Once upon a time, when Native Americans and animals lived together in the same forest and animals could speak, the Chipmunk was the greatest talker of them all.
He lived in a lodge in the middle of the woods with his grandfather who was very old and wise as well. But the Chipmunk was young, and very daring. He was able to run so fast and climb trees, and jump from one branch to another that he thought nothing in the world could harm him. He had a louder voice then than he has now. He chattered all day long, boasting about himself. At last he became very tiresome to the other animals.
They came at last and spoke to the Chipmunk’s grandfather about him.
“Your grandson chatters so loudly,” scolded the Blue Jay, “that the birds are not able to hear me when I warn them of danger in the forest.”
And the Frog came to the Chipmunk’s grandfather with tears in his eyes. “Your grandson chatters so loudly,” croaked the Frog, “that no one can hear me when I sing on the edge of the stream in the evening.”
It was quite true. The Chipmunk talked and boasted all the time. He chattered as he started out from his lodge in the morning and all the way down the path to let every one know that he was on his way. He chattered when he came to a nut tree and when he picked up some nuts. He had pockets in his cheeks, so he could chatter even when he came home with a mouthful of nuts. There seemed to be no way of keeping this young Chipmunk quiet, and at last his grandfather decided to speak to him about it.
“You are not using your voice as it was meant that you should, my son,” said the Chipmunk’s grandfather. “All the creatures in feathers and fur in the forest speak for a reason. The Ground Hog whistles to call his young, and the Frog croaks when wild beasts creep toward the lodges, and the Robin sings of rain. But you, my son, chatter for no reason except your foolish pride. Beware! the Great Chief will hear you and catch you some day if you do not stop!”
The Chipmunk thought that night of what his grandfather had said. But when morning came, he forgot all about it and took his noisy way through the woods again. He made just as much noise as he could, even after he had reached a hickory-nut tree, and climbed up among the branches.
Suddenly, though, he was still. He heard the leaves on the ground rustle and the twigs crackle with heavy footsteps. Peering down between the branches, the Chipmunk saw the Great Chief of whom his grandfather had warned him. He looked as tall as a young tree and as dark as a thunder cloud. He carried a long bow and a quiver of arrows. He had come for the Chipmunk, and he waited under the tree, looking up among the branches to see when he should come down.
But the leaves on the branches hid the Chipmunk. He gathered a handful of nuts and tossed them down. The Great Chief was thrown off his guard by the trick. He jumped, thinking it was the Chipmunk, but the little fellow scampered down the other side of the tree. He got home to his lodge in safety.

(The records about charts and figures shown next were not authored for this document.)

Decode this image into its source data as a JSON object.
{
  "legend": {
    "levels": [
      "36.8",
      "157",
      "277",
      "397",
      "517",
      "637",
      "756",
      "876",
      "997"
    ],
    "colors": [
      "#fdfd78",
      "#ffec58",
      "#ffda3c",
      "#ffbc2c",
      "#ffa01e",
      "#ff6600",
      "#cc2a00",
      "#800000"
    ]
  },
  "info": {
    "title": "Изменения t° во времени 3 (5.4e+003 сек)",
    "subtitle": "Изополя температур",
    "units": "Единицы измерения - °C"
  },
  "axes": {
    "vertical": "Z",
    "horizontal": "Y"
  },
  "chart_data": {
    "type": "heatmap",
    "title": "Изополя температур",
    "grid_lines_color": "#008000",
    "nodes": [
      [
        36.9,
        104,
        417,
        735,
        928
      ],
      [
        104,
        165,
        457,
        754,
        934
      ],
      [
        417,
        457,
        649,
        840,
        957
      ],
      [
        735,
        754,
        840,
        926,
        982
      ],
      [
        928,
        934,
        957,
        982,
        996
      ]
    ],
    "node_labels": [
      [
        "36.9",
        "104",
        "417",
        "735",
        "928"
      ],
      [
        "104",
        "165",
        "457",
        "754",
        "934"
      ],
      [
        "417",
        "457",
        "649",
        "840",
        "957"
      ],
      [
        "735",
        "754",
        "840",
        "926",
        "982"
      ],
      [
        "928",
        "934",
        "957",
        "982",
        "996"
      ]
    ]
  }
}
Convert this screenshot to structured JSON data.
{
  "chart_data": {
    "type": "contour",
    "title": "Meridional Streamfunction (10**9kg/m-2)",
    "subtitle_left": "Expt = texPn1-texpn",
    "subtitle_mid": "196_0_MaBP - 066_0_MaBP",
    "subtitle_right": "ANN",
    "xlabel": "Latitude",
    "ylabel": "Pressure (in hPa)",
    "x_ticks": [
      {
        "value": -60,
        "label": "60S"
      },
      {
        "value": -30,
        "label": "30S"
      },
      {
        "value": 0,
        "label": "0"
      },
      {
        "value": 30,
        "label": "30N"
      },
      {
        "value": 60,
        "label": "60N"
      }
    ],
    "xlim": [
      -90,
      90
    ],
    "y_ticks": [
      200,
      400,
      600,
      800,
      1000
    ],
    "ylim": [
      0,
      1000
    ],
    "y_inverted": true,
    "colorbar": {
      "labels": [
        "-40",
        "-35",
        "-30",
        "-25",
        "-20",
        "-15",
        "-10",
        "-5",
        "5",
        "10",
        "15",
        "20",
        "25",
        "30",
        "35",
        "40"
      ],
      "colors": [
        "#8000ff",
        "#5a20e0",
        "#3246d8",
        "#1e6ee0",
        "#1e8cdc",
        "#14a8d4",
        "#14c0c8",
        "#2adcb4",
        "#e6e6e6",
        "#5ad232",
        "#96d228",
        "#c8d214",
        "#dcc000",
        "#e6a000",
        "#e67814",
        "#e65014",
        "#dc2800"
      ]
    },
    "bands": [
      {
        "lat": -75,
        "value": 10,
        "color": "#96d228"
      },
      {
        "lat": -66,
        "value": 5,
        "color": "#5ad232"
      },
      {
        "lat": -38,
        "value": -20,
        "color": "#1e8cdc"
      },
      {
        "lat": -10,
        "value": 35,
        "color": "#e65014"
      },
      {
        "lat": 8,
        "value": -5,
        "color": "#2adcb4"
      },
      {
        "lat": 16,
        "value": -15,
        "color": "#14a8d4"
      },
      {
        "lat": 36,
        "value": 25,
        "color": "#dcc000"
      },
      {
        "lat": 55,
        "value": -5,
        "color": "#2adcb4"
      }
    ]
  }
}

The next day the Chipmunk was even more noisy than ever as he started out. He reached a tree, climbed up in it, and again the Great Chief came with his bow and arrows to kill the chattering little pest. But the Chipmunk gathered a handful of twigs which he threw down at the feet of the Great Chief.
“Here I come,” the Chipmunk chattered. As the Great Chief watched to see him follow the twigs he dropped down on the other side of the tree and once more reached home safe.
When the Chipmunk started out the third morning he had a great piece of news to tell the whole world. He told it just as loudly as he could.
“The Great Chief can’t catch me. He can’t catch me,” boasted the Chipmunk.
He kept on chattering this after he had scampered up a tree, and a very bold plan entered his head.
The Great Chief came at last. He strode angrily until he came to the tree where the Chipmunk sat looking down at him.
“Come down! Come down from this tree!” called the Great Chief in a loud voice.
That was just what the Chipmunk planned to do. He was going to come down and dare the Great Chief to catch him. He felt that he would be safe in doing this. So the Chipmunk came down and stood a second, chattering to the Great Chief, who was so surprised that he did not move at first.
Then the Chipmunk ran and the Great Chief ran after him. It was a race for life, the Chipmunk soon found out, for the Great Chief gained at every step. The Chipmunk leaped and jumped, and panted for breath. On, and on they went, in and out among the trees. The Chipmunk lost his loud voice in fear and no other member of the family has had such a loud one since that day. He could see his lodge with his grandfather waiting for him in the door, but it did not seem possible that he could reach it.
Oh, there he was at the door; but just as he went inside the Great Chief took hold of the Chipmunk with his strong fingers. Although the Chipmunk pulled himself loose, he had a row of long white stripes on his back where the Great Chief had clutched him.
And every other Chipmunk, since then, has had white stripes on his back, because of the first Chipmunk who chattered too much.